If we read Scripture carefully, we find countless examples of people who are admonished either for working when they should have been resting, or for playing when they should have been working (and thus unprepared for rest when it comes). There is, of course, Martha, to whom Jesus longed to offer His rest but who could not slow down to receive it. There’s Peter at the Transfiguration, who (with his characteristic impulsivity) wants to get to work – “Let us build three tents!” – only for God to immobilize him by literally knocking him prostrate. There are the five foolish virgins, who dawdled when they should have been gathering oil and thus weren’t ready to enjoy the feast. It’s a paradox Pascal pointed out in his Pensees when he wrote: “Nothing is so unbearable for man as to be in complete rest, without business, without entertainment.” It is much easier to divert ourselves with work and play than to enjoy true rest.

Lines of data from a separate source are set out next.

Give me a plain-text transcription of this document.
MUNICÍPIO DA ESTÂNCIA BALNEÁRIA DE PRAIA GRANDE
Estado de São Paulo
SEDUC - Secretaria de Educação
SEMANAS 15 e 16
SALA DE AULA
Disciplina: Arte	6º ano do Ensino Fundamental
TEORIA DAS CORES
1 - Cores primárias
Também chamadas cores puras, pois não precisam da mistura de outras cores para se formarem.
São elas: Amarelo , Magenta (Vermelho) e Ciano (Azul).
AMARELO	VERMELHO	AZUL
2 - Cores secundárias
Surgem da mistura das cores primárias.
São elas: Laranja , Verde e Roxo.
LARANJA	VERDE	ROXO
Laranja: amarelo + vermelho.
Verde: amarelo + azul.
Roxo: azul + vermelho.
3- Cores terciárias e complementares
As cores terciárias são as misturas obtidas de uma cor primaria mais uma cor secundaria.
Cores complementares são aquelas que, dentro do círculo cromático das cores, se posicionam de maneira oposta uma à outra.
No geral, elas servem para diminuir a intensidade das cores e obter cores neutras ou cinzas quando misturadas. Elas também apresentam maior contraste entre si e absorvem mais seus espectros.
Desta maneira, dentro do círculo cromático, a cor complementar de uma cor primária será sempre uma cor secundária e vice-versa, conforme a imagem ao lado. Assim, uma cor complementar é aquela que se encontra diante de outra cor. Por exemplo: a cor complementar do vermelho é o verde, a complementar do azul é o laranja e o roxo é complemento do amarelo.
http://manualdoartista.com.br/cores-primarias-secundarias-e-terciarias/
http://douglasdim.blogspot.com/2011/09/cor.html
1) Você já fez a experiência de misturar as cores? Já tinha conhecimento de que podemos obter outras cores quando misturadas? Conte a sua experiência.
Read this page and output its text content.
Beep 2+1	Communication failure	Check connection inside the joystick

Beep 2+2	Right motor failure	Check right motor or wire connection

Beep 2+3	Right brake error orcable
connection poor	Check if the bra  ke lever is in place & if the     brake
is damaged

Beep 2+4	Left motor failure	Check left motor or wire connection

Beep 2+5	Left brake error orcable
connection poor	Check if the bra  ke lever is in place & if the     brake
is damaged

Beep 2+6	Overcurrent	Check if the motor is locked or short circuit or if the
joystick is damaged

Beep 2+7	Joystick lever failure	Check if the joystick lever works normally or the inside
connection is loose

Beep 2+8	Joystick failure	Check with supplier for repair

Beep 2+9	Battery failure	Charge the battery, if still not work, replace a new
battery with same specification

But rest is commanded by God, not because He needs us to contemplate Him, but because He knows it is what we need to be truly happy as the creatures He made us to be. God longs for us to take the time to enjoy the beauty of creation that He made to share with us. He longs for us to enjoy each other’s company and to look at each other – the family and friends He has blessed us with – with delight and love. He longs for us to take the time to savor the fruits of our own human labors: to eat good and wholesome food, to see beautiful art, to read beautiful words, to hear beautiful music. And He longs for us to dwell with Him in prayer and praise and thanksgiving. This kind of rest is not a mere luxury to be enjoyed only when we have time for it. It is a necessity for living a fully human life.
As you celebrate the Thanksgiving feast this year, my prayer is that you and your families may make time to “enter into God’s rest” – to be fully with each other and with God. May your Thanksgiving feasts be a microcosm of heaven in your homes, a foreshadowing and inbreaking of that heavenly banquet where our earthly labors are crowned and sanctified with God’s eternal rest.